All these years later, the memories are still vivid for Newburyport’s James Gabaree.
How could he forget propping himself upright in a trench next to an enemy he had just killed, his senses fading from two bullet wounds that had ripped through his back, his hands and clothes soaked with his blood. Almost everything his commanders had told him had gone terribly wrong. Dozens of the young men he had trained with, as well as his best friend, had died in the past few hours. Alone in a place where the enemy lurked all around, he felt himself succumbing to a slow death. His rifle muzzle was planted in his mouth, his finger on the trigger. He waited for the Germans to find him; but he had no intention of being captured.

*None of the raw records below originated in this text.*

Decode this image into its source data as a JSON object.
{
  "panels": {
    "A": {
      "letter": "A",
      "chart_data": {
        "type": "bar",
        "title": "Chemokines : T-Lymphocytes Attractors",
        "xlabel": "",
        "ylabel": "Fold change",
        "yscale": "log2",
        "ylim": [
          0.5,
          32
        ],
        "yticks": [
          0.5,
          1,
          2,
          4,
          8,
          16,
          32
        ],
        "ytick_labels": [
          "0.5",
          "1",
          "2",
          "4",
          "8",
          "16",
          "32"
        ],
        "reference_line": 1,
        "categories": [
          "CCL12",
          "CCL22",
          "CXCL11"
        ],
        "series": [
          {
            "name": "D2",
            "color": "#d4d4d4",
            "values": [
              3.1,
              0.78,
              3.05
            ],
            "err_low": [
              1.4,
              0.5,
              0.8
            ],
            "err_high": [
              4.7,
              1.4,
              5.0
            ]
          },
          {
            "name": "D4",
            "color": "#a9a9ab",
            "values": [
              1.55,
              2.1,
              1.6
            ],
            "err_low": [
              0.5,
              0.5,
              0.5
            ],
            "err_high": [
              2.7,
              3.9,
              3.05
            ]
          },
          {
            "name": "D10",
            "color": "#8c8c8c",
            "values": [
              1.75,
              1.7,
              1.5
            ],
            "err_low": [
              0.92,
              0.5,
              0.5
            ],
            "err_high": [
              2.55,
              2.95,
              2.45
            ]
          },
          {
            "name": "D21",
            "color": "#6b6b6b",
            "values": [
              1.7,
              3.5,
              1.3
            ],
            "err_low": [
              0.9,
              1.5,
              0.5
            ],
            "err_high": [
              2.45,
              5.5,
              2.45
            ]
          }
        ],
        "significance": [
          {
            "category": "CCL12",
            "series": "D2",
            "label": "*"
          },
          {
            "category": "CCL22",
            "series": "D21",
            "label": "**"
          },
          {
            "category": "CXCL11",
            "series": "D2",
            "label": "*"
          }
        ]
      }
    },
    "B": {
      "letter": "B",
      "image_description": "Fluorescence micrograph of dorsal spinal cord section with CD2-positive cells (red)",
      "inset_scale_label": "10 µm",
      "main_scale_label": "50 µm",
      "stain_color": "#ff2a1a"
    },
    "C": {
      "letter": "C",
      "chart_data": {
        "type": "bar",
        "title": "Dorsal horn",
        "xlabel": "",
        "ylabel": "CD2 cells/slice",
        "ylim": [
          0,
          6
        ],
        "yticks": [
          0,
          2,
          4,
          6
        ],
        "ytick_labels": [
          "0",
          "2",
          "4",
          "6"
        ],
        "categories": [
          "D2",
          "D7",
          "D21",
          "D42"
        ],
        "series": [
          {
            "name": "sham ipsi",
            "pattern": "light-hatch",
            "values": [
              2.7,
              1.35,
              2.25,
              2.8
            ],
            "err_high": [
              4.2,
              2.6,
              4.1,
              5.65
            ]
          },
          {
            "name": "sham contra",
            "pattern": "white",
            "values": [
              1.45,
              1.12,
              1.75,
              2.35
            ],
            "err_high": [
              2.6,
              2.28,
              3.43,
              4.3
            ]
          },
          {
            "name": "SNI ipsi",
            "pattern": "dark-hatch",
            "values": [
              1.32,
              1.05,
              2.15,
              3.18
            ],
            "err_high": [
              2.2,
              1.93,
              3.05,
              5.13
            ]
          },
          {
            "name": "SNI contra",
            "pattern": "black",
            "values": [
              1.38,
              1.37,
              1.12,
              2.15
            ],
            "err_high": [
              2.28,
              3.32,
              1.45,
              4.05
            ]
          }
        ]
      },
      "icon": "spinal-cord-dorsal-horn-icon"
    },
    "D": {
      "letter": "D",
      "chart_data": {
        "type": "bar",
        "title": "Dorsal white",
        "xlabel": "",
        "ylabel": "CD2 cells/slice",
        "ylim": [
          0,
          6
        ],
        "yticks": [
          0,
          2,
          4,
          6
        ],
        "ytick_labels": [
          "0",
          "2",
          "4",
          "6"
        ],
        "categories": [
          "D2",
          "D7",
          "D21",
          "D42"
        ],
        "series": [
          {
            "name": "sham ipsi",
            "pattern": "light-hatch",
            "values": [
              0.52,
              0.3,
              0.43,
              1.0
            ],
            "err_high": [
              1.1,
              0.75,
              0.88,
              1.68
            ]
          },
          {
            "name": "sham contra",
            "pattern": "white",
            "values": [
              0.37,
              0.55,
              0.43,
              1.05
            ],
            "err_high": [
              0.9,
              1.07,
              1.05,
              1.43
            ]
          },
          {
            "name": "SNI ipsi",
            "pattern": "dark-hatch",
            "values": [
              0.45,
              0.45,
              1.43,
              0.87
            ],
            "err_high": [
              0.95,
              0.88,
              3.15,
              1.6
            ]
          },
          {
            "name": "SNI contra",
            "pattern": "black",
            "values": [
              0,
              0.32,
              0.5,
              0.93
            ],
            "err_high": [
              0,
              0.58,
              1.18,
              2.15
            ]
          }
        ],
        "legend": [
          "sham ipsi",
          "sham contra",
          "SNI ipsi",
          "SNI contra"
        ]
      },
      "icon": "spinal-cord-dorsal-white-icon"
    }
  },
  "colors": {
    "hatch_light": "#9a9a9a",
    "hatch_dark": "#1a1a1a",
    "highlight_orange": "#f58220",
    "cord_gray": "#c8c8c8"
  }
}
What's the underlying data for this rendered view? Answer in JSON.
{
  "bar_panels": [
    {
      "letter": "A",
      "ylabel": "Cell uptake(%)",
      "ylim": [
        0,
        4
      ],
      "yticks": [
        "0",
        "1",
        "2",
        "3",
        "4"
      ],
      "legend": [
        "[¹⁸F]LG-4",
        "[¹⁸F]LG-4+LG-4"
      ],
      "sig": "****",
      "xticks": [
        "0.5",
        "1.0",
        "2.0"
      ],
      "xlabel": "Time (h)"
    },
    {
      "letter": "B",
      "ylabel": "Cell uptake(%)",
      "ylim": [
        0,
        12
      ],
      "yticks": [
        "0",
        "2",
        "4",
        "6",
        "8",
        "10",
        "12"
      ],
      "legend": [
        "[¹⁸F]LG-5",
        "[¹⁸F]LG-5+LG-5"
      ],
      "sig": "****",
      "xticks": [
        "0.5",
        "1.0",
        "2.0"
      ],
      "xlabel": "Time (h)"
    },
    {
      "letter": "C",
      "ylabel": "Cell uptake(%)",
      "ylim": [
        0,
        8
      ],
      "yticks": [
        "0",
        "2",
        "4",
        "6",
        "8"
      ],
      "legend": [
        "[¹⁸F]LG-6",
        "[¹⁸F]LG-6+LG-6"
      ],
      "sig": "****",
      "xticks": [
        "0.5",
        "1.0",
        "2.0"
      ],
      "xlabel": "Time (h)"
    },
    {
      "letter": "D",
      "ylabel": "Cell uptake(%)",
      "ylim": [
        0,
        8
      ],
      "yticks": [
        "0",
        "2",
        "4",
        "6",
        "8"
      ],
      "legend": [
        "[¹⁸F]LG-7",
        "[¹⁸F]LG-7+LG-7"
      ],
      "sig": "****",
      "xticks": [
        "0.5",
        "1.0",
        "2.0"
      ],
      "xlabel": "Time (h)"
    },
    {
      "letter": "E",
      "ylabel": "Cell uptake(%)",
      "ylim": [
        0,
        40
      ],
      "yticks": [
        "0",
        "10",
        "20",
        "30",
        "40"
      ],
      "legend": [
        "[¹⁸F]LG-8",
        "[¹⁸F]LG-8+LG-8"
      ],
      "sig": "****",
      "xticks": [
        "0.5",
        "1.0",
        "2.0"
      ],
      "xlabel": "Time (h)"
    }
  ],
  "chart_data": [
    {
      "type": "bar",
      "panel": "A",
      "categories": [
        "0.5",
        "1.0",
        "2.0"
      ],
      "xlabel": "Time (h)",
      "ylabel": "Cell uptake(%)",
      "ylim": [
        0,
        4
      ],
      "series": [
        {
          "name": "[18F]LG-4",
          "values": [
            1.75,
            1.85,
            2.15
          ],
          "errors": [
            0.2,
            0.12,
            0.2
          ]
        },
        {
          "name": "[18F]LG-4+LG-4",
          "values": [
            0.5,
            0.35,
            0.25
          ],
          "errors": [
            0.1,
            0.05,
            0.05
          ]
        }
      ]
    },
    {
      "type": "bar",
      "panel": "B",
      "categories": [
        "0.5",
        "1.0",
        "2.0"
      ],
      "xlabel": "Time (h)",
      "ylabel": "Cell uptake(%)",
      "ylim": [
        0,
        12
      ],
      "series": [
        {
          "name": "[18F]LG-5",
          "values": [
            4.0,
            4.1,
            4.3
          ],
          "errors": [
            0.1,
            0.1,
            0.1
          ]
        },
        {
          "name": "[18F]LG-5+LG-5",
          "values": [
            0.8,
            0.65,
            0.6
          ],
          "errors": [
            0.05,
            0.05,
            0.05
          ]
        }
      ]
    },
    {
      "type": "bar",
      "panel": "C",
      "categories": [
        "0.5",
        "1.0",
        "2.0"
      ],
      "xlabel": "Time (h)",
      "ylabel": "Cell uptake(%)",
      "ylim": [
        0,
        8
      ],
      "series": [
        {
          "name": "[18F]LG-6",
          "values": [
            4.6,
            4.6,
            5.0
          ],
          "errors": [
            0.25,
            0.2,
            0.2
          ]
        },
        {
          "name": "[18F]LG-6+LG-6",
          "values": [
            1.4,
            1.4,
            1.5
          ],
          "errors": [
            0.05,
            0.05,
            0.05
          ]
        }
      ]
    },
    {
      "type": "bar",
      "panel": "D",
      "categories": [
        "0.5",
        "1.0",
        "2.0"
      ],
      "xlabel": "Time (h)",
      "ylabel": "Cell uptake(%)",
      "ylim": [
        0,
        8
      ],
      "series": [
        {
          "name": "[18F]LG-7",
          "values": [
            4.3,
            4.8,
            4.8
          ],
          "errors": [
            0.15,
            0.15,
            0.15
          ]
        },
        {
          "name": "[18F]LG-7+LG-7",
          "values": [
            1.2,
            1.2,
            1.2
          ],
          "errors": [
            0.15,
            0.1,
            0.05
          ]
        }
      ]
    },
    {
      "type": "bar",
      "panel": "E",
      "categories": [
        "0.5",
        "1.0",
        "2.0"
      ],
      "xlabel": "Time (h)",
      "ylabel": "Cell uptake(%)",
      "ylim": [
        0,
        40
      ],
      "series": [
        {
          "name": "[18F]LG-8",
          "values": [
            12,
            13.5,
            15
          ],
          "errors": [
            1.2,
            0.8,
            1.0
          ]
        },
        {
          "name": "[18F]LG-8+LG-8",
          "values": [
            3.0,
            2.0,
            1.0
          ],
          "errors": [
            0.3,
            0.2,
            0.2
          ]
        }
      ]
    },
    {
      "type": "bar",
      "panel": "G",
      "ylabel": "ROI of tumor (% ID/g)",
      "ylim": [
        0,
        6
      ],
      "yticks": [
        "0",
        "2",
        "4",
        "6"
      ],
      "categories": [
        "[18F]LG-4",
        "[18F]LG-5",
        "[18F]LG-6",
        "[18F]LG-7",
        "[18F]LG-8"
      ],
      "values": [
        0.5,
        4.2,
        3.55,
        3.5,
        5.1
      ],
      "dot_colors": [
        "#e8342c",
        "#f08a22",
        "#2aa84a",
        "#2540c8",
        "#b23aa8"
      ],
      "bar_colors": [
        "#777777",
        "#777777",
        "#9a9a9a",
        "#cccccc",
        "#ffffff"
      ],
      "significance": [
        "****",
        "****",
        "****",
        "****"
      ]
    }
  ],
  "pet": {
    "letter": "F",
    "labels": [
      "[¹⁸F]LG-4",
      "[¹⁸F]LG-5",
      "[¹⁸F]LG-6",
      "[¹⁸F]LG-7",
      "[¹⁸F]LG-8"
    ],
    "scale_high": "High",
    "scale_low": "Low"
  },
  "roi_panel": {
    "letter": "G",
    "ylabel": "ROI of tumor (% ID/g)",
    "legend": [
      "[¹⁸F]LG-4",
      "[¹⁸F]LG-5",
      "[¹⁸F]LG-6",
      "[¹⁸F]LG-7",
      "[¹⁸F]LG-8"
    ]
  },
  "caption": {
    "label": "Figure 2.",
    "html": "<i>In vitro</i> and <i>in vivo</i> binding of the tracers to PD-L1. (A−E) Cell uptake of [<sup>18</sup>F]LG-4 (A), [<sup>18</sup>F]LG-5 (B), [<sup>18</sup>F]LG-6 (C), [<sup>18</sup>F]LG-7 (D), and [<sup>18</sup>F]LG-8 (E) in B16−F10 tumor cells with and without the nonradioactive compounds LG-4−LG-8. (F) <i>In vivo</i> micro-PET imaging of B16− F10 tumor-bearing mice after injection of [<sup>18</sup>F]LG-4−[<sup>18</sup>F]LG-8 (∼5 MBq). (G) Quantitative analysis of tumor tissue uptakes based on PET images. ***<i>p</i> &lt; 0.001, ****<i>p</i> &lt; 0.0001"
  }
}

“I’m going to turning 90 years old,” said Gabaree, recalling those moments when he waited alone. “I didn’t think I’d make it to my 20th birthday.”
As the 70th anniversary of the D-Day invasion is commemorated today, veterans from across the nation are recalling their contributions to the battle that led to the liberation of France and the defeat of Nazi Germany in World War II. Two men from greater Newburyport — one who fought on the sea, and one who fought on the land — shared their memories with The Daily News.
On the sea
By the time the D-Day invasion was launched in June 1944, Amesbury’s Geoffrey Mullis had been fighting in the war far longer than most. A native of Great Britain, he had joined the Royal Navy a couple months before the war began in 1939. He wanted to be a Navy pilot, but he was one of 25 in the class of 80 who didn’t make the cut.
“It was the worst moment of my life,” he said.